The best known of Blake’s works is that bit of his poem on Milton which we know as Jerusalem – the anthem of the Women’s Institute, the raucous bit of the Last Night of the Proms. And being familiar, it’s quite probable we don’t actually register the words: “And did those feet in ancient times / Walk upon England’s mountains green?” Right there you get something of the problem of Blake, that very London poet: the localism of his visions. Had Blake asked whether the Holy Lamb of God was on the pastures of Israel seen, no one would have turned a hair. But because he has the sheer effrontery to locate Christ in the dark Satanic Mills of Birmingham, he seems like a lunatic.
The reason we are thinking about him now is of course the big new exhibition on Blake at Tate Britain, reviewed on p29. It shows more than 300 of his works, and usefully reminds us of his perfectly respectable upbringing in Broad Street. Soho, in his father’s hosiery shop, and his perfectly conventional artistic formation at the Royal Academy.
Blake’s religion is of course touched on – you cannot actually engage with him without discussing it. There is an allusion to his frequent visions (his expression in one famous portrait is attributable to having just seen the Archangel Gabriel). But the exhibition lets his distinctive beliefs speak through his works. Yet there is no escaping the reality that, as the author Peter Ackroyd points out, William Blake was the last truly religious artist in Britain.
He was a Swedenborgian. His mother, like Swedenborg (himself a visionary), was a member of the Moravian Church. Many of Blake’s ideas about sex as a route to the divine seemed to have come from just this source. It’s hard not to enjoy the recollection of one of his patrons who called on the Blakes in Kennington only to find them sitting naked in their garden. Blake chirruped hospitably: “Come in! It’s only Adam and Eve, you know.”
We are told in Scripture that “your young men shall see visions, and your old men shall dream dreams” (Acts 2:17). Blake saw visions when he was only a little boy. He came home to tell his mother he had seen the prophet Ezekiel in Peckham sitting under a tree, and his mother smacked him. These vision were an aspect of his life which critics today prefer to gloss over, and would probably be glad to attribute to epilepsy or a neurological condition. But Blake had no inhibitions in discussing them. No sooner had his engraving master sent him to Westminster Abbey to draw the monuments than he saw Christ followed by a troupe of angels. GK Chesterton put it thus:
“There was nothing of the obviously fervid and futile about Blake’s supernaturalism. It was not his frenzy but his coolness that was startling. From his first meeting with Ezekiel under the tree he always talked of such spirits in an everyday intonation.
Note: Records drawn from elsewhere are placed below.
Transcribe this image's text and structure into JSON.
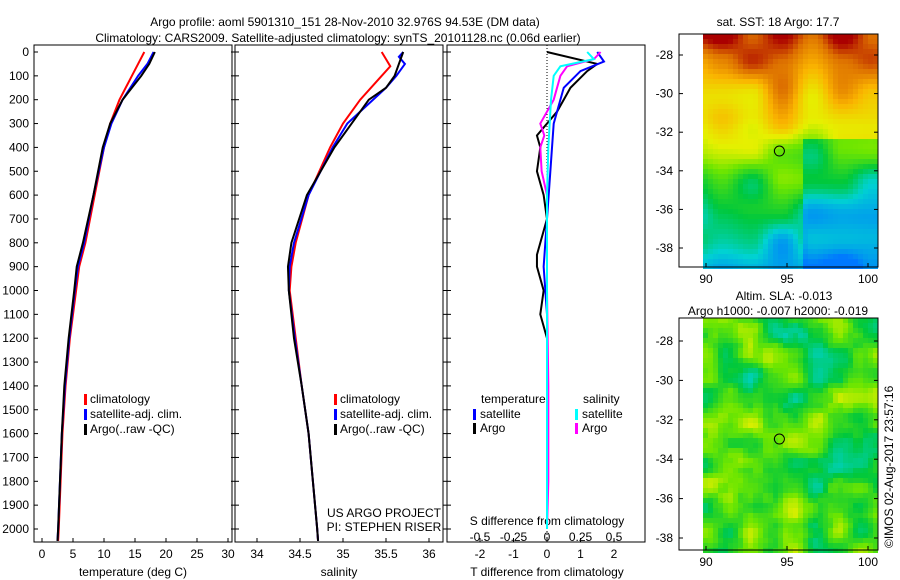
{
  "title_line1": "Argo profile: aoml 5901310_151 28-Nov-2010 32.976S 94.53E (DM data)",
  "title_line2": "Climatology: CARS2009. Satellite-adjusted climatology: synTS_20101128.nc (0.06d earlier)",
  "project": "US ARGO PROJECT",
  "pi": "PI: STEPHEN RISER",
  "copyright": "©IMOS 02-Aug-2017 23:57:16",
  "colors": {
    "climatology": "#ff0000",
    "satellite": "#0000ff",
    "argo": "#000000",
    "sal_satellite": "#00ffff",
    "sal_argo": "#ff00ff"
  },
  "chart_data": [
    {
      "type": "line",
      "name": "temperature",
      "xlabel": "temperature (deg C)",
      "xlim": [
        -1.5,
        30.5
      ],
      "ylim": [
        2050,
        0
      ],
      "xticks": [
        "0",
        "5",
        "10",
        "15",
        "20",
        "25",
        "30"
      ],
      "xtick_values": [
        0,
        5,
        10,
        15,
        20,
        25,
        30
      ],
      "yticks": [
        "0",
        "100",
        "200",
        "300",
        "400",
        "500",
        "600",
        "700",
        "800",
        "900",
        "1000",
        "1100",
        "1200",
        "1300",
        "1400",
        "1500",
        "1600",
        "1700",
        "1800",
        "1900",
        "2000"
      ],
      "legend": [
        "climatology",
        "satellite-adj. clim.",
        "Argo(..raw -QC)"
      ],
      "series": [
        {
          "name": "climatology",
          "depth": [
            0,
            50,
            100,
            200,
            300,
            400,
            600,
            800,
            900,
            1000,
            1200,
            1400,
            1600,
            1800,
            2000,
            2050
          ],
          "values": [
            16.5,
            15.5,
            14.5,
            12.5,
            11,
            10,
            8.5,
            7,
            6,
            5.5,
            4.5,
            3.8,
            3.3,
            3,
            2.7,
            2.6
          ]
        },
        {
          "name": "satellite-adj. clim.",
          "depth": [
            0,
            50,
            100,
            200,
            300,
            400,
            600,
            800,
            900,
            1000,
            1200,
            1400,
            1600,
            1800,
            2000,
            2050
          ],
          "values": [
            18,
            17,
            15.5,
            13,
            11.2,
            10,
            8.3,
            6.8,
            5.8,
            5.3,
            4.4,
            3.7,
            3.2,
            2.9,
            2.6,
            2.5
          ]
        },
        {
          "name": "Argo(..raw -QC)",
          "depth": [
            0,
            50,
            100,
            200,
            300,
            400,
            600,
            800,
            900,
            1000,
            1200,
            1400,
            1600,
            1800,
            2000,
            2050
          ],
          "values": [
            18.2,
            17.3,
            16,
            13,
            11,
            9.8,
            8.3,
            6.6,
            5.6,
            5.2,
            4.3,
            3.6,
            3.2,
            2.9,
            2.6,
            2.5
          ]
        }
      ]
    },
    {
      "type": "line",
      "name": "salinity",
      "xlabel": "salinity",
      "xlim": [
        33.75,
        36.1
      ],
      "ylim": [
        2050,
        0
      ],
      "xticks": [
        "34",
        "34.5",
        "35",
        "35.5",
        "36"
      ],
      "xtick_values": [
        34,
        34.5,
        35,
        35.5,
        36
      ],
      "legend": [
        "climatology",
        "satellite-adj. clim.",
        "Argo(..raw -QC)"
      ],
      "series": [
        {
          "name": "climatology",
          "depth": [
            0,
            30,
            60,
            100,
            200,
            300,
            400,
            600,
            800,
            900,
            1000,
            1200,
            1400,
            1600,
            1800,
            2000,
            2050
          ],
          "values": [
            35.45,
            35.5,
            35.55,
            35.45,
            35.2,
            35,
            34.85,
            34.6,
            34.45,
            34.4,
            34.38,
            34.45,
            34.52,
            34.6,
            34.65,
            34.7,
            34.71
          ]
        },
        {
          "name": "satellite-adj. clim.",
          "depth": [
            0,
            20,
            50,
            100,
            150,
            250,
            300,
            400,
            600,
            800,
            900,
            1000,
            1200,
            1400,
            1600,
            1800,
            2000,
            2050
          ],
          "values": [
            35.7,
            35.65,
            35.72,
            35.62,
            35.5,
            35.2,
            35.05,
            34.88,
            34.6,
            34.43,
            34.38,
            34.37,
            34.44,
            34.52,
            34.6,
            34.65,
            34.7,
            34.71
          ]
        },
        {
          "name": "Argo(..raw -QC)",
          "depth": [
            0,
            50,
            100,
            150,
            200,
            300,
            400,
            600,
            800,
            900,
            1000,
            1200,
            1400,
            1600,
            1800,
            2000,
            2050
          ],
          "values": [
            35.7,
            35.65,
            35.6,
            35.5,
            35.3,
            35.1,
            34.9,
            34.58,
            34.4,
            34.36,
            34.37,
            34.43,
            34.52,
            34.6,
            34.65,
            34.7,
            34.71
          ]
        }
      ]
    },
    {
      "type": "line",
      "name": "difference",
      "xlabel": "T difference from climatology",
      "x2label": "S difference from climatology",
      "xlim": [
        -3,
        3
      ],
      "ylim": [
        2050,
        0
      ],
      "xticks": [
        "-2",
        "-1",
        "0",
        "1",
        "2"
      ],
      "xtick_values": [
        -2,
        -1,
        0,
        1,
        2
      ],
      "x2ticks": [
        "-0.5",
        "-0.25",
        "0",
        "0.25",
        "0.5"
      ],
      "x2tick_values": [
        -0.5,
        -0.25,
        0,
        0.25,
        0.5
      ],
      "legend_t_title": "temperature",
      "legend_s_title": "salinity",
      "legend": [
        "satellite",
        "Argo",
        "satellite",
        "Argo"
      ],
      "series": [
        {
          "name": "T satellite",
          "depth": [
            0,
            40,
            80,
            150,
            300,
            500,
            700,
            900,
            1100,
            1400,
            1700,
            2000
          ],
          "values": [
            1.5,
            1.7,
            1,
            0.5,
            0.2,
            0.1,
            0,
            -0.1,
            0,
            0,
            0,
            0
          ]
        },
        {
          "name": "T Argo",
          "depth": [
            0,
            50,
            80,
            150,
            250,
            350,
            400,
            500,
            600,
            700,
            850,
            900,
            1000,
            1100,
            1200,
            1500,
            1800,
            2000
          ],
          "values": [
            0,
            1.5,
            1.2,
            0.7,
            0.3,
            -0.3,
            -0.2,
            -0.3,
            -0.1,
            0,
            -0.3,
            -0.3,
            -0.1,
            -0.2,
            0,
            0,
            0,
            0
          ]
        },
        {
          "name": "S satellite",
          "depth": [
            0,
            30,
            60,
            100,
            200,
            300,
            400,
            600,
            800,
            1000,
            1400,
            1800,
            2000
          ],
          "values": [
            0.3,
            0.35,
            0.1,
            0.05,
            0.03,
            0.02,
            0.01,
            0,
            0,
            0,
            0,
            0,
            0
          ]
        },
        {
          "name": "S Argo",
          "depth": [
            0,
            30,
            60,
            100,
            200,
            300,
            350,
            400,
            500,
            600,
            800,
            1000,
            1400,
            1800,
            2000
          ],
          "values": [
            0.4,
            0.35,
            0.15,
            0.1,
            0.05,
            -0.05,
            -0.02,
            -0.05,
            -0.04,
            0,
            0,
            0,
            0.01,
            0.01,
            0
          ]
        }
      ]
    },
    {
      "type": "heatmap",
      "name": "sst-map",
      "title": "sat. SST: 18 Argo: 17.7",
      "xticks": [
        "90",
        "95",
        "100"
      ],
      "yticks": [
        "-28",
        "-30",
        "-32",
        "-34",
        "-36",
        "-38"
      ],
      "marker": {
        "lon": 94.53,
        "lat": -32.976
      }
    },
    {
      "type": "heatmap",
      "name": "sla-map",
      "title_line1": "Altim. SLA: -0.013",
      "title_line2": "Argo h1000: -0.007 h2000: -0.019",
      "xticks": [
        "90",
        "95",
        "100"
      ],
      "yticks": [
        "-28",
        "-30",
        "-32",
        "-34",
        "-36",
        "-38"
      ],
      "marker": {
        "lon": 94.53,
        "lat": -32.976
      }
    }
  ]
}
There was plenty of pompous supernaturalism in the 18th century; but Blake’s was the only natural supernaturalism. Many reputable persons reported miracles; he only mentioned them. He spoke of having met Isaiah or Queen Elizabeth, not so much even as if the fact were indisputable, but rather as if so simple a thing were not worth disputing. Kings and prophets came from heaven or hell to sit to him, and he complained of them quite casually, as if they were rather troublesome professional models. There have been other witnesses to the supernatural even more convincing, but I think there was never any other quite so calm.”
Interestingly, Blake only once saw a ghost, and fled from it in terror; he was quite clear about the distinction between the two. And he was perfectly frank about the link between his visions and his art: he saw (I think) the famous figure of the Ancient of Days in his house in Lambeth.
And there we find the problem. Blake had no difficulty seeing the prophets, angels and archangels and the deceased great figures of history in perfectly commonplace parts of London. For us, schooled to think of post-Reformation England as a place from which visions and miracles disappeared with the advent of Protestantism, Blake’s visions in Broad Street and Piccadilly are both startling and incongruous. Similarly, he had no difficulty in treating the politicians and military people of his own day as potential saints. In this exhibition we see a projection on to the walls of St James’s Church in Piccadilly of his planned enormous frescoes of The Spiritual Form of Nelson guiding Leviathan or The Spiritual Form of Pitt Guiding Behemoth. The fact that we find the very idea funny may be less to Blake’s detriment than ours.